Making matters more confusing in Javaland, Errors are separate from Exceptions, but both are Throwables.

  An Error is a subclass of Throwable that indicates serious problems that a reasonable application should not try to catch. Most such errors are abnormal conditions. The ThreadDeath error, though a "normal" condition, is also a subclass of Error because most applications should not try to catch it.
https://docs.oracle.com/javase/8/docs/api/java/lang/Error.ht... / https://archive.vn/i5F7B
2 comments

This reminds me of one of my favorite SO answer-rants that reads like an angry Dr. Seuss rhyme: https://stackoverflow.com/a/36627158

> Which of these are the "checked" exceptions?
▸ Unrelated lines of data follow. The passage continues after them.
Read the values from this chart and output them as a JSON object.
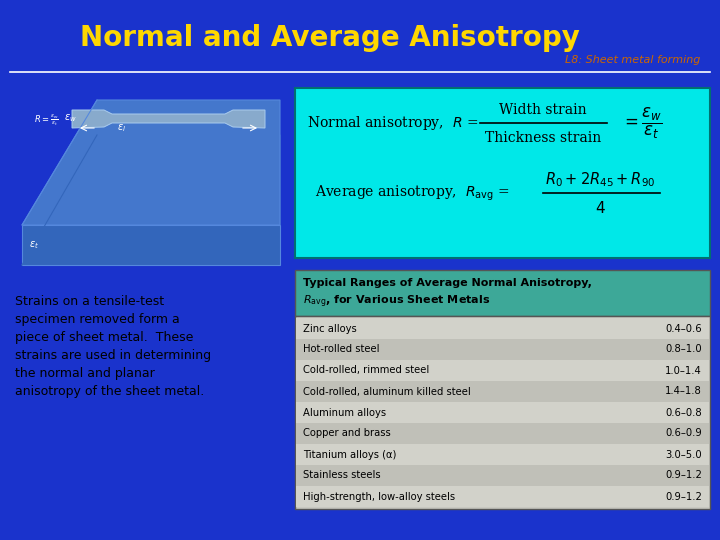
{
  "title": "Normal and Average Anisotropy",
  "subtitle": "L8: Sheet metal forming",
  "bg_color": "#1a33cc",
  "title_color": "#FFD700",
  "subtitle_color": "#CC6600",
  "header_line_color": "#FFFFFF",
  "formula_box_color": "#00E8E8",
  "table_header_color": "#3DA898",
  "table_bg_color": "#C8C8C0",
  "table_title1": "Typical Ranges of Average Normal Anisotropy,",
  "table_title2": "R_avg, for Various Sheet Metals",
  "table_rows": [
    [
      "Zinc alloys",
      "0.4–0.6"
    ],
    [
      "Hot-rolled steel",
      "0.8–1.0"
    ],
    [
      "Cold-rolled, rimmed steel",
      "1.0–1.4"
    ],
    [
      "Cold-rolled, aluminum killed steel",
      "1.4–1.8"
    ],
    [
      "Aluminum alloys",
      "0.6–0.8"
    ],
    [
      "Copper and brass",
      "0.6–0.9"
    ],
    [
      "Titanium alloys (α)",
      "3.0–5.0"
    ],
    [
      "Stainless steels",
      "0.9–1.2"
    ],
    [
      "High-strength, low-alloy steels",
      "0.9–1.2"
    ]
  ],
  "left_text": "Strains on a tensile-test\nspecimen removed form a\npiece of sheet metal.  These\nstrains are used in determining\nthe normal and planar\nanisotropy of the sheet metal.",
  "img_bg": "#1a33cc",
  "sheet_face": "#3366BB",
  "sheet_top": "#4477CC",
  "sheet_side": "#2255AA",
  "specimen_color": "#88AACC"
}
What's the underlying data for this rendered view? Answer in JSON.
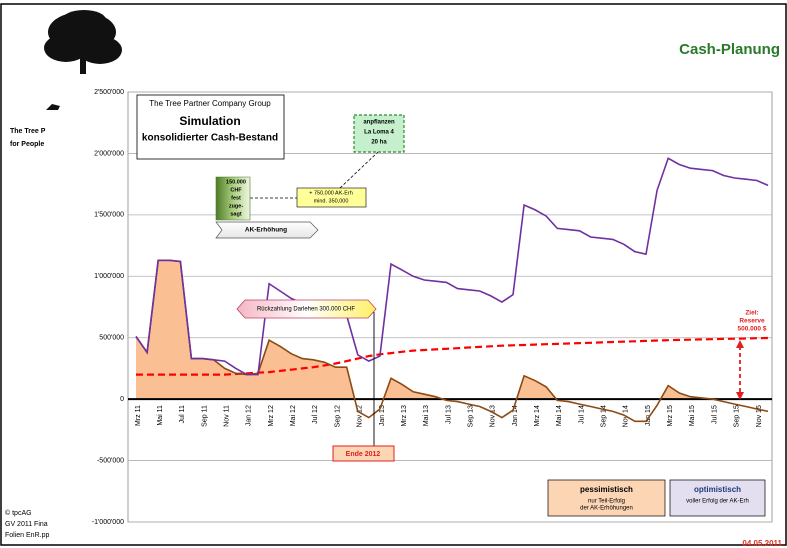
{
  "header": {
    "title": "Cash-Planung",
    "company_lines": [
      "The Tree P",
      "for People"
    ],
    "footer_lines": [
      "© tpcAG",
      "GV 2011 Fina",
      "Folien EnR.pp"
    ],
    "date": "04.05.2011"
  },
  "chart_data": {
    "type": "line",
    "title_box": {
      "company": "The Tree Partner Company Group",
      "title": "Simulation",
      "subtitle": "konsolidierter Cash-Bestand"
    },
    "categories": [
      "Mrz 11",
      null,
      "Mai 11",
      null,
      "Jul 11",
      null,
      "Sep 11",
      null,
      "Nov 11",
      null,
      "Jan 12",
      null,
      "Mrz 12",
      null,
      "Mai 12",
      null,
      "Jul 12",
      null,
      "Sep 12",
      null,
      "Nov 12",
      null,
      "Jan 13",
      null,
      "Mrz 13",
      null,
      "Mai 13",
      null,
      "Jul 13",
      null,
      "Sep 13",
      null,
      "Nov 13",
      null,
      "Jan 14",
      null,
      "Mrz 14",
      null,
      "Mai 14",
      null,
      "Jul 14",
      null,
      "Sep 14",
      null,
      "Nov 14",
      null,
      "Jan 15",
      null,
      "Mrz 15",
      null,
      "Mai 15",
      null,
      "Jul 15",
      null,
      "Sep 15",
      null,
      "Nov 15",
      null
    ],
    "series": [
      {
        "name": "optimistisch",
        "legend_lines": [
          "voller  Erfolg der AK-Erh"
        ],
        "color": "#7030a0",
        "legend_fill": "#e4dff0",
        "values": [
          510000,
          380000,
          1130000,
          1130000,
          1120000,
          330000,
          330000,
          320000,
          310000,
          250000,
          200000,
          200000,
          940000,
          880000,
          820000,
          780000,
          740000,
          720000,
          700000,
          680000,
          360000,
          310000,
          350000,
          1100000,
          1050000,
          1000000,
          970000,
          960000,
          950000,
          900000,
          890000,
          880000,
          840000,
          790000,
          850000,
          1580000,
          1540000,
          1490000,
          1390000,
          1380000,
          1370000,
          1320000,
          1310000,
          1300000,
          1260000,
          1200000,
          1180000,
          1700000,
          1960000,
          1910000,
          1880000,
          1870000,
          1860000,
          1820000,
          1800000,
          1790000,
          1780000,
          1740000
        ]
      },
      {
        "name": "pessimistisch",
        "legend_lines": [
          "nur Teil-Erfolg",
          "der AK-Erhöhungen"
        ],
        "color": "#8c4a14",
        "area_color": "#fbbf94",
        "legend_fill": "#fcd5b4",
        "values": [
          510000,
          380000,
          1130000,
          1130000,
          1120000,
          330000,
          330000,
          320000,
          250000,
          210000,
          200000,
          210000,
          480000,
          430000,
          370000,
          330000,
          320000,
          300000,
          260000,
          260000,
          -100000,
          -150000,
          -80000,
          170000,
          120000,
          60000,
          40000,
          20000,
          -10000,
          -20000,
          -40000,
          -60000,
          -100000,
          -150000,
          -90000,
          190000,
          150000,
          100000,
          -10000,
          -20000,
          -40000,
          -60000,
          -80000,
          -100000,
          -130000,
          -180000,
          -180000,
          -50000,
          110000,
          50000,
          20000,
          10000,
          0,
          -20000,
          -40000,
          -60000,
          -80000,
          -100000
        ]
      }
    ],
    "target": {
      "color": "#ff0000",
      "values": [
        200000,
        200000,
        200000,
        200000,
        200000,
        200000,
        200000,
        200000,
        200000,
        205000,
        210000,
        215000,
        220000,
        230000,
        240000,
        250000,
        260000,
        275000,
        290000,
        310000,
        330000,
        350000,
        365000,
        375000,
        385000,
        395000,
        400000,
        405000,
        410000,
        415000,
        420000,
        425000,
        430000,
        435000,
        438000,
        441000,
        444000,
        447000,
        450000,
        453000,
        456000,
        459000,
        462000,
        465000,
        468000,
        471000,
        474000,
        477000,
        480000,
        482000,
        484000,
        486000,
        488000,
        490000,
        492000,
        494000,
        496000,
        498000
      ]
    },
    "ylim": [
      -1000000,
      2500000
    ],
    "yticks": [
      {
        "value": -1000000,
        "label": "-1'000'000"
      },
      {
        "value": -500000,
        "label": "-500'000"
      },
      0,
      {
        "value": 500000,
        "label": "500'000"
      },
      {
        "value": 1000000,
        "label": "1'000'000"
      },
      {
        "value": 1500000,
        "label": "1'500'000"
      },
      {
        "value": 2000000,
        "label": "2'000'000"
      },
      {
        "value": 2500000,
        "label": "2'500'000"
      }
    ],
    "grid": true,
    "annotations": {
      "la_loma": [
        "anpflanzen",
        "La Loma 4",
        "20 ha"
      ],
      "fest_zugesagt": [
        "150.000",
        "CHF",
        "fest",
        "zuge-",
        "sagt"
      ],
      "ak_erh_box": [
        "+ 750,000 AK-Erh",
        "mind. 350,000"
      ],
      "ak_erhoehung": "AK-Erhöhung",
      "rueckzahlung": "Rückzahlung Darlehen 300.000 CHF",
      "ende_2012": "Ende 2012",
      "ziel": [
        "Ziel:",
        "Reserve",
        "500.000 $"
      ]
    }
  }
}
Throwables are checked exceptions, except if they're also Errors, which are unchecked exceptions, and then there's the Exceptions, which are also Throwables and are the main type of checked exception, except there's one exception to that too, which is that if they are also RuntimeExceptions, because that's the other kind of unchecked exception.

And this reminds me of a wonderful parody blog post - https://steve-yegge.blogspot.com/2006/03/execution-in-kingdo...
This is brilliant, thanks for sharing.
Errors are not checked, the assumption being that most of the time you can’t do anything about them anyway.